Xinjiang harnesses wind power to build clean future
Wu Gang, chairman of Xinjiang Goldwind Science and Technology Co, talks with an engineer at a factory of the company in August. XINHUA
The fierce gales in Northwest China's Xinjiang Uygur autonomous region were once considered bad for business. Today, however, the gales have become big business itself, harvested by hundreds of giant turbines and transformed into electricity to power up the country.
Also thanks to the gales, Dabancheng of Urumqi, capital of the region, has turned itself from an arid plain into a pioneer in the Chinese wind industry that has been leading the world for years.

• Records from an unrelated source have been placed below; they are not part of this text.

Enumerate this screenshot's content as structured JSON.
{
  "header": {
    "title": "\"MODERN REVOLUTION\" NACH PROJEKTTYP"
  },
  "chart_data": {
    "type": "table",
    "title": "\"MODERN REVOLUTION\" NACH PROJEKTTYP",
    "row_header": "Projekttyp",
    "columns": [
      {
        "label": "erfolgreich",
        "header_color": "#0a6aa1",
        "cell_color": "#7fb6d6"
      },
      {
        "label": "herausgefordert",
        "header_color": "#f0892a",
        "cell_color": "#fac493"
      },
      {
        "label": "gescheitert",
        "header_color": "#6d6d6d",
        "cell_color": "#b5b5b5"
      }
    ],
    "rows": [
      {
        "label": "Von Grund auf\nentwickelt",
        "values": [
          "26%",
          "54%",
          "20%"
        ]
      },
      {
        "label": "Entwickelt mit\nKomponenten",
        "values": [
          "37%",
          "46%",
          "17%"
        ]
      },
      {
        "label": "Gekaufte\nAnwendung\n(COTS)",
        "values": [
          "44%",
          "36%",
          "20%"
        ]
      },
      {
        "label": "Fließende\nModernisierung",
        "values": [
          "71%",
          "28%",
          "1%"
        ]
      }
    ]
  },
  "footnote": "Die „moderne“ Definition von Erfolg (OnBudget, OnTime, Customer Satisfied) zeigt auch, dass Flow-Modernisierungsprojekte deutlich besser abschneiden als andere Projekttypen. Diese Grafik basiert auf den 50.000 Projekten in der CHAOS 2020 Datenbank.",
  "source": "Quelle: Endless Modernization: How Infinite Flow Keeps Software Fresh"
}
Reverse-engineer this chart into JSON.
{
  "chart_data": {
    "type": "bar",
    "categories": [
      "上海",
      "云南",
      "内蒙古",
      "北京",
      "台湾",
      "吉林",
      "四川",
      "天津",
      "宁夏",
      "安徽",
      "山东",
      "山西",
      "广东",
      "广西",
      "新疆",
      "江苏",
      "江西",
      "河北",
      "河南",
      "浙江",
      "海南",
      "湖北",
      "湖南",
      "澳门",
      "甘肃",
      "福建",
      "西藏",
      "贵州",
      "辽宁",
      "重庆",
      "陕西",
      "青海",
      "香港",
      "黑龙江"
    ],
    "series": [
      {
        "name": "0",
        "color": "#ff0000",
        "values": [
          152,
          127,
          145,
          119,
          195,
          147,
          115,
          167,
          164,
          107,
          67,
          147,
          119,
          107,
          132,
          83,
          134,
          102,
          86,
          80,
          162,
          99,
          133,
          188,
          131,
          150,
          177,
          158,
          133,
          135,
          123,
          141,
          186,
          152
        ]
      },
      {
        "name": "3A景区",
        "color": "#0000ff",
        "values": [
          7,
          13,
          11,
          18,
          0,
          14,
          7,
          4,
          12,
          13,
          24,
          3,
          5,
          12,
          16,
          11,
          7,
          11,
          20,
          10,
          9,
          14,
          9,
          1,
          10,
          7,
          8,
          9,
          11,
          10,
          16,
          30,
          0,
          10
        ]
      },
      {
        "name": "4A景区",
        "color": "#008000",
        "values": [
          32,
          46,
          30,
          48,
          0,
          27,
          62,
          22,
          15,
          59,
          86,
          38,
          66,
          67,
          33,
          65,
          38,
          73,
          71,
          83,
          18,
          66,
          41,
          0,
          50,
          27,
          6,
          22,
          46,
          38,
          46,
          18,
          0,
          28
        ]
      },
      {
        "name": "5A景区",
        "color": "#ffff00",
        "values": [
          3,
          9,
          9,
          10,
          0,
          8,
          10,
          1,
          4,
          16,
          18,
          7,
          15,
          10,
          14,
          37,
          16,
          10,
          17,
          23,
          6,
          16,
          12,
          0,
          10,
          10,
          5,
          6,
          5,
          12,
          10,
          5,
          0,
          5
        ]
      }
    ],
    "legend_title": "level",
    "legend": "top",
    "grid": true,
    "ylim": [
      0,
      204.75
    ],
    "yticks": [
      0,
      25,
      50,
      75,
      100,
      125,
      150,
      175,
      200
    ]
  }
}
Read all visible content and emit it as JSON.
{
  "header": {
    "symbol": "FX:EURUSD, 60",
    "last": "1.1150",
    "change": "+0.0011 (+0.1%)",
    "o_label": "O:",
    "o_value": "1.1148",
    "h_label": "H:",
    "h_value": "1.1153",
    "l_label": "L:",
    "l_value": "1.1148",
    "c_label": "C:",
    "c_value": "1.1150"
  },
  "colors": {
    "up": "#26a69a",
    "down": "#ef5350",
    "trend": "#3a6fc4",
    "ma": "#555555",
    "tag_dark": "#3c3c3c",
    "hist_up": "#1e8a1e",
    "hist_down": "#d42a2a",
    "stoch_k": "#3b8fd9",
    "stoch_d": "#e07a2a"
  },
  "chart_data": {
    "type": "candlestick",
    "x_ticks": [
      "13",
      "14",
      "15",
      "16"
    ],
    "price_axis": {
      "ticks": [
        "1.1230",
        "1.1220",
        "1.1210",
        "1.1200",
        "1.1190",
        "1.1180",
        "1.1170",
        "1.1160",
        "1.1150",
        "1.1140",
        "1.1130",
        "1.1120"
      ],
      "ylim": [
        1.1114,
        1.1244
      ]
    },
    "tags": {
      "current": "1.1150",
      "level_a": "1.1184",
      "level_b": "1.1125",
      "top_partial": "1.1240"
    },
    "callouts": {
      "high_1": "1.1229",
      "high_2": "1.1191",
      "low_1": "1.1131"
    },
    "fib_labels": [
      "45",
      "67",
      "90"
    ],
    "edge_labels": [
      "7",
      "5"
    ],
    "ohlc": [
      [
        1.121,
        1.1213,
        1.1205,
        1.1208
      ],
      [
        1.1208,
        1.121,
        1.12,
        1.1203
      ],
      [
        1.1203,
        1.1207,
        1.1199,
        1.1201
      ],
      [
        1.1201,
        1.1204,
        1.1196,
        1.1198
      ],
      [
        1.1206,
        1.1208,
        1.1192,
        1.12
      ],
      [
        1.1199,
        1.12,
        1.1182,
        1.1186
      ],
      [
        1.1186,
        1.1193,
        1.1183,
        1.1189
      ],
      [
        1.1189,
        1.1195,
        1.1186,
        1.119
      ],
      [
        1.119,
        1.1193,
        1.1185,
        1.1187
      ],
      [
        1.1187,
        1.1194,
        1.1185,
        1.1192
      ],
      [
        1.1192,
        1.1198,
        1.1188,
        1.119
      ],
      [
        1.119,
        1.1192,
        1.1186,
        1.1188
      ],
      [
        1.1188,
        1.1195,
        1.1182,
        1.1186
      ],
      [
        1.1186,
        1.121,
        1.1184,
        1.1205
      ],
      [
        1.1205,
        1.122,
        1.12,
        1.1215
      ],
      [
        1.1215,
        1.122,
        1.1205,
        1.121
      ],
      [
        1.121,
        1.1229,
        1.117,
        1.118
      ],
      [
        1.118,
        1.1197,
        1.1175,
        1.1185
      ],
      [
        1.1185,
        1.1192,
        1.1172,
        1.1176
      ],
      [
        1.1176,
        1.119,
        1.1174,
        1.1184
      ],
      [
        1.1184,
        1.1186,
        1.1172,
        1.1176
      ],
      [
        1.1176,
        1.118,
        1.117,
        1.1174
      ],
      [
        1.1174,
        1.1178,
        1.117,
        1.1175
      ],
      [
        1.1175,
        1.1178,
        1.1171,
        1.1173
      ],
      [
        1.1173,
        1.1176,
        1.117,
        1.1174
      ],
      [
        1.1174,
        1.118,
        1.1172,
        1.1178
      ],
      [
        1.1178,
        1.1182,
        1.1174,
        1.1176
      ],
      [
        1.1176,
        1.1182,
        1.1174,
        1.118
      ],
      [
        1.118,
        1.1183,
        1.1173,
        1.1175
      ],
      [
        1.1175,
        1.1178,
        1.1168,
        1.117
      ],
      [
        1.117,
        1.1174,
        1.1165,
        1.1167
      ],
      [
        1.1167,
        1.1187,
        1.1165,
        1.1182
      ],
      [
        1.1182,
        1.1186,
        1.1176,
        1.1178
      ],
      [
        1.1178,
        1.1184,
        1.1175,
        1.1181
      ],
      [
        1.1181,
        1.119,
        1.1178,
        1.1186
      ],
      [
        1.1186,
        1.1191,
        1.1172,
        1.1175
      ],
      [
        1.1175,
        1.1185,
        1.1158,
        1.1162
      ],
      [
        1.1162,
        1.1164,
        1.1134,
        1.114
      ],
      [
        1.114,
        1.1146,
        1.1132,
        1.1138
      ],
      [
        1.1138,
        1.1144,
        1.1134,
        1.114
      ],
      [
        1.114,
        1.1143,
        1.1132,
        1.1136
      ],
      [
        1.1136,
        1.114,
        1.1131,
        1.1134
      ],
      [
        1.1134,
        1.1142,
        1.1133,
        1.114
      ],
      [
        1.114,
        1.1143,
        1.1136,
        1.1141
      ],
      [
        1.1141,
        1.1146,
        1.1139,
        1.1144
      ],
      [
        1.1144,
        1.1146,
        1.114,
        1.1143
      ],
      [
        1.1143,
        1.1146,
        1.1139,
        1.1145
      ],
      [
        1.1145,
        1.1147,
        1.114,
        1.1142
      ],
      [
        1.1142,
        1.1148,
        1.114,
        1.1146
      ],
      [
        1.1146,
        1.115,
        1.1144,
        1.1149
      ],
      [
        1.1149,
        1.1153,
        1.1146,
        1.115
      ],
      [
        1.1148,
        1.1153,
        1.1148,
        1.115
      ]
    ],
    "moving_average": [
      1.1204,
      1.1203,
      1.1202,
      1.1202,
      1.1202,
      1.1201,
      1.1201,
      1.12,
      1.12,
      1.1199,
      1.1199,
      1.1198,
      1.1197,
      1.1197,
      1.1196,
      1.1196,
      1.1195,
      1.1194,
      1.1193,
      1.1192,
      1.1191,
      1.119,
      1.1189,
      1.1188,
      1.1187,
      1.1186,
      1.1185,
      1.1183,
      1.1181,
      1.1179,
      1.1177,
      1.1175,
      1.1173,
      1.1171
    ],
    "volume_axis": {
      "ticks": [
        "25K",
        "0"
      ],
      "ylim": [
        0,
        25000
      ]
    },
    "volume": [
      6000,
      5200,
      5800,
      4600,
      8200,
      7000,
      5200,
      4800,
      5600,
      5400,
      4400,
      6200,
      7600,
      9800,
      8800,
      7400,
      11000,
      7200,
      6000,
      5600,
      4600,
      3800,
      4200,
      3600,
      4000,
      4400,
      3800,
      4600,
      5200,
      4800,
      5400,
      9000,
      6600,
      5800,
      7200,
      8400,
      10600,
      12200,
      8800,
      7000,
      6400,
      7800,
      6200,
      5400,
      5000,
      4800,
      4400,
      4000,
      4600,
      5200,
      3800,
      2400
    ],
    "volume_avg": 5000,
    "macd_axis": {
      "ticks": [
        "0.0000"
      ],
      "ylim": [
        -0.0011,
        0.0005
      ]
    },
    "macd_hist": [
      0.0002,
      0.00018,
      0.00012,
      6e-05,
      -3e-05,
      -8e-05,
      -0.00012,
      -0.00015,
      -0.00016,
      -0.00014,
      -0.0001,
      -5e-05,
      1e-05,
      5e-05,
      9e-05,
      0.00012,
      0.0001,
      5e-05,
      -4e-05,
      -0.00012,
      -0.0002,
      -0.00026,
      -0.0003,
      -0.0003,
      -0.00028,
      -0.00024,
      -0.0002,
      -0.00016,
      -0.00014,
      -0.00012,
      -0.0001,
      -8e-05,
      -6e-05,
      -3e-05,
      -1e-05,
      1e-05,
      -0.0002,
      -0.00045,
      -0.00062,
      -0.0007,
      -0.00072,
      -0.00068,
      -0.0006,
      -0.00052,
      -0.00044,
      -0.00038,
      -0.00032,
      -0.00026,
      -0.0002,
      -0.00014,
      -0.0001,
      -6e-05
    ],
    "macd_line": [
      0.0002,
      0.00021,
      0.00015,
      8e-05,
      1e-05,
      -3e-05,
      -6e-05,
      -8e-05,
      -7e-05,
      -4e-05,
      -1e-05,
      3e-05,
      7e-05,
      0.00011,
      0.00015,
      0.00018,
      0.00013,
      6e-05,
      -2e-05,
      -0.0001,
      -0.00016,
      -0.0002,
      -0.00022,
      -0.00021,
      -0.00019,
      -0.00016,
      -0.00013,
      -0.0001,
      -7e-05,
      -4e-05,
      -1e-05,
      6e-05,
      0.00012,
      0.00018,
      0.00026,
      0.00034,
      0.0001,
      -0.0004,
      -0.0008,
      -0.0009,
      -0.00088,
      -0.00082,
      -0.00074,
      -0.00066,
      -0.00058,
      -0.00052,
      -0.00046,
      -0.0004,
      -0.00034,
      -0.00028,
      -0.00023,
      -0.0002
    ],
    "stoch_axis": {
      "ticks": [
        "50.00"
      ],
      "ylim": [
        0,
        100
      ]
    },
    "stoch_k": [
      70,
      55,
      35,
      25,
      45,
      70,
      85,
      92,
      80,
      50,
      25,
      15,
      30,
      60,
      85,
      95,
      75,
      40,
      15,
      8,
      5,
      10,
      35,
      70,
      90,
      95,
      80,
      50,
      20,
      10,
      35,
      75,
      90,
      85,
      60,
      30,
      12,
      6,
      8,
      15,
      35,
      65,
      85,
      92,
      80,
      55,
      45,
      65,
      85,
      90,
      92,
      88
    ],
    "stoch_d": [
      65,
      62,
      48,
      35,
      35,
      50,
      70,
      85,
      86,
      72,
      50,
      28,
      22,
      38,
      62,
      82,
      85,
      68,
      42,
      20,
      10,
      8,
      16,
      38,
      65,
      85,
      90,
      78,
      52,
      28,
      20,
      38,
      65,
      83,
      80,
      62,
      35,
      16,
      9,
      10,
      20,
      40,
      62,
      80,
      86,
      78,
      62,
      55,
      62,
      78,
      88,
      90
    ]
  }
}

Wu Gang, chairman of Xinjiang Goldwind Science and Technology Co, also a pioneer in the Chinese wind industry who has been elected as a delegate to the 20th National Congress of the Communist Party of China, helped make that happen.
Wu quitted his job as a teacher back in the late 1980s to help set up Dabancheng wind farm, braving the cold and ferocious gales to measure the wind at Dabancheng.
Captivated by the idea that energy could be produced by wind, Wu joined Xinjiang Wind Energy, one of China's pioneering wind companies, in 1987. Together, Wu and their team persisted in their vision of wind power and built Dabancheng wind farm.
Wu and a group of colleagues founded Goldwind in 1998. The goal was "establishing Xinjiang as the birthplace of China's domestic wind energy industry".